But now, Radio Flyer has announced its new e-bike and e-scooter products. This opens the door to an entirely new market and new customers. People of all ages have started purchasing e-bikes. They ride for pleasure, to run errands and even commuting. In some cities, electric scooter ride sharing rentals have soared faster than bicycle rentals. Sales have skyrocketed. Seeing the underlying trend in demographics, and the changing consumer behavior Radio Flyer is entering the market with new products – priced squarely in the market sweet spot – which just might make the company relevant again.

An even older company is Harley-Davidson. For years, Harley has dominated the market for large engine cruiser style motorcycles.

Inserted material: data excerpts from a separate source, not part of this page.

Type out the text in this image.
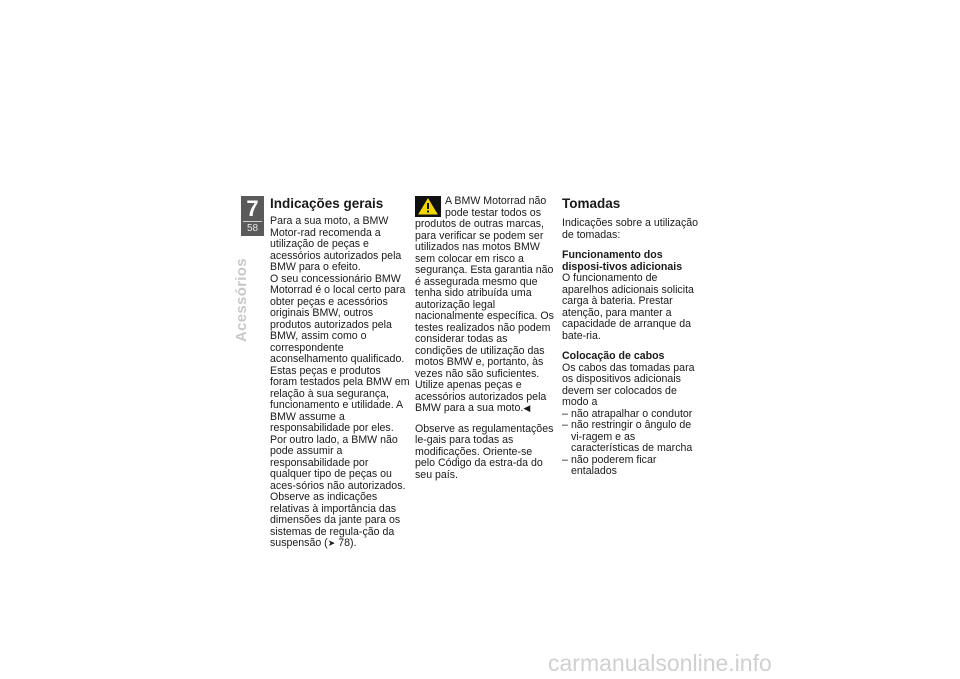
7
58
Acessórios
Indicações gerais

Para a sua moto, a BMW Motor-rad recomenda a utilização de peças e acessórios autorizados pela BMW para o efeito.

O seu concessionário BMW Motorrad é o local certo para obter peças e acessórios originais BMW, outros produtos autorizados pela BMW, assim como o correspondente aconselhamento qualificado.

Estas peças e produtos foram testados pela BMW em relação à sua segurança, funcionamento e utilidade. A BMW assume a responsabilidade por eles.

Por outro lado, a BMW não pode assumir a responsabilidade por qualquer tipo de peças ou aces-sórios não autorizados.

Observe as indicações relativas à importância das dimensões da jante para os sistemas de regula-ção da suspensão (➤ 78).

A BMW Motorrad não pode testar todos os produtos de outras marcas, para verificar se podem ser utilizados nas motos BMW sem colocar em risco a segurança. Esta garantia não é assegurada mesmo que tenha sido atribuída uma autorização legal nacionalmente específica. Os testes realizados não podem considerar todas as condições de utilização das motos BMW e, portanto, às vezes não são suficientes.

Utilize apenas peças e acessórios autorizados pela BMW para a sua moto.◀

Observe as regulamentações le-gais para todas as modificações. Oriente-se pelo Código da estra-da do seu país.

Tomadas

Indicações sobre a utilização de tomadas:

Funcionamento dos disposi-tivos adicionais

O funcionamento de aparelhos adicionais solicita carga à bateria. Prestar atenção, para manter a capacidade de arranque da bate-ria.

Colocação de cabos

Os cabos das tomadas para os dispositivos adicionais devem ser colocados de modo a

– não atrapalhar o condutor
– não restringir o ângulo de vi-ragem e as características de marcha
– não poderem ficar entalados
carmanualsonline.info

In the 1970s and 1980s, this served the company well as motorcycle sales grew and customers would up-size to Harley bikes from smaller Japanese manufacturers. But the brand image wore old a long time ago. Images of “Hells Angels”, “Easy Rider” and accountants turned HOG (for Harley Owners Group) were not attractive to younger buyers. The average age of Harley buyers kept rising, until now it is almost 60 years old! The reality is that Harley’s market simply started dying off, aging out of buying new motorcycles (or any motorcycle for that matter.) And younger buyers were far less interested in the old-style cruiser in favor of the smaller sized, easier handling and mostly faster sport bikes made in Japan.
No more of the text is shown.